This post is about Women and Careers. At a Senior Women’s conference I heard this bold question being posed – is there something holding us back from our next promotion or are we really the ones keeping ourselves at our level, afraid to move up?
Let me start with a personal story. I used to work with a manager on the West Coast, a 10 hour difference to my timezone. He was being sensitive by scheduling our meetings for 7am PST, which was 5pm my time. I always pushed them out to noon PST. The kids were little and I preferred clearing the afternoon hours for family time and hold my meetings from home when they were already in bed. One day he called to tell me one of his managers resigned since she was planning on starting a family. Planning, and already she needed to resign as she couldn’t see how she could combined work with family life. That was the first time he actually referred to our weekly scheduling ritual and told me: “now I understand what you are doing.”
I remembered this story when a coworker approached me recently, telling me about what he defined as an issue – successful senior women not interested in taking on more senior roles and increased responsibility. It was an interesting dilemma – if the women who’d already made it to the top don’t want further promotions, how can we make any traction with parity in top jobs?
What do women want?
The Center for Talent Innovation researched the question what women want at work and marked five categories. According to this research we want to be able to flourish, excel, combine our careers with meaning and purpose, empower and be empowered and earn well. While women consider themselves ambitious, they don’t always want those top jobs. Some of that has to do with the perceptions about how power is being used and the burdens, struggles, sacrifices female leaders talk about. This leads us to believe the top jobs will not deliver on those five things we want at work. Thus, we become ambivalent about reaching for the top.

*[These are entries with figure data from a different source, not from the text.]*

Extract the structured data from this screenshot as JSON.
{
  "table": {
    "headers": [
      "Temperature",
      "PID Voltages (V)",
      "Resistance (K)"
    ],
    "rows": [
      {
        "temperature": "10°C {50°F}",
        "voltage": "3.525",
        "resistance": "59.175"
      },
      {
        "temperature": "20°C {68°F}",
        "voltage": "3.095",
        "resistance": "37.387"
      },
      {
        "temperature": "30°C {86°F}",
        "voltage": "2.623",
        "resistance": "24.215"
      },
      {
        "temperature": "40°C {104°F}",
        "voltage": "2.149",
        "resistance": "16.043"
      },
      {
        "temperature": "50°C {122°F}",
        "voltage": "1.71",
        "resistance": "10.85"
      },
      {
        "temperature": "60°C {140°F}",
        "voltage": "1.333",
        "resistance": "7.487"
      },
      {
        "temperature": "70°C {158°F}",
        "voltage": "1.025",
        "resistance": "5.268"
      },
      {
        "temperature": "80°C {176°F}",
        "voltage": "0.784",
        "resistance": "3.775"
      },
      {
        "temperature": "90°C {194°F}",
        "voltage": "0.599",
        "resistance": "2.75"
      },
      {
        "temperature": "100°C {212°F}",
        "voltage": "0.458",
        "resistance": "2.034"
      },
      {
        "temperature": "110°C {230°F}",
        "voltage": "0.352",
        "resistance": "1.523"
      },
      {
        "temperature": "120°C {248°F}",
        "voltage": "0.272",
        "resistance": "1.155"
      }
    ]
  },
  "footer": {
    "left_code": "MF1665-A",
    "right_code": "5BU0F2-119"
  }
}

Is it possible that it is not the glass ceiling, which prevents women from making it to the top, but a “sticky floor”, the one we are afraid to step off of?
Our career graph
Each one of us has a career graph mapping our income over the course of our lifetime. It is not linear, it has its ups and downs, driven by various career and life decisions we make during the years. Almost every such graph you can find on the web will show women’s careers slow down during the years usually associated with the changes in the family. Most career women know there are periods in their career life, where they need to and/or want to free up time and energy resources to the home, the family, the children. And if you’re now thinking some men would say the same thing, let me quote an HBR research from Dec 2014 which showed that even for Harvard alumni across generations, primary childcare responsibilities lay with the women.
Over the course of our life and career, there are periods where we redefine success in a different way than job levels and promotions. In her 2007 New York Times article The Opt-Out Revolution, Lisa Belkin called out this choice:
Women today have the equal right to make the same bargain that men have made for centuries — to take time from their family in pursuit of success. Instead, women are redefining success. And in doing so, they are redefining work. Success was about the male definition of money and power. There is nothing wrong with money or power. But they come at a high price. And lately when women talk about success they use words like satisfaction, balance and sanity.
Planning the cycles
A woman’s career in many cases includes ~10 challenging years, sometimes between her mid 20’s and mid 40’s. These are the years where she builds her career, her family and her home and finances. Organizations smart enough to support the changing needs of their employees’ work-life fit will reap the benefits in engagement and motivation. One of the challenges for those who chose to leave the workplace at some point during these years, is to find their way back when they are ready to do so.
In her wonderful book, What I Wish I Knew When I Was 20, Tina Seelig discusses the need to plan this career slowdown and recommends ways to keep developing your skills in some form, for example through volunteer activities. She brings the example Sandra Day O’Connor, who took time off from her career to raise her children but made sure her volunteering activities developed her skills and capabilities so that when she returned to the workplace she rose all the way to become a U.S. Supreme Court Justice.
Essentially, our career is what we choose it to be and it needs to fit into our lives and adapt it during the years. Which is why there should be no issue with a personal decision not to go for a promotion at a certain point, in support of the right work-life fit. What is important, though, is that we understand our decisions have consequences and plan our ramps as well as our descents, so that we thoughtfully control what is around the curve. So that one day, when we discover our life has shifted once more, our children are grown and maybe already out of the house and we find we can schedule our plans without needing to coordinate three other calendars, we want to be ready.
It’s a wonderful gift, discovering you can put yourself in the middle. Allow yourself to examine how this new phase of your life affects your career, your changing definitions of success, your career alignment with your purpose and your goals for the next few years, and the dreams you can allow yourself to dream, maybe even to fulfill.
So the next time a career opportunity for promotion comes up, maybe you can lead with a “yes”. And remember, the roles you are worried to say “yes” to, are those worth doing. They will take you up to a whole new level of impact and influence. Life is good at the top, it allows you to focus on what is important to you, what you believe in, what you want to promote. It is not a place to worry about, it’s a place to aspire to. If that’s what you want.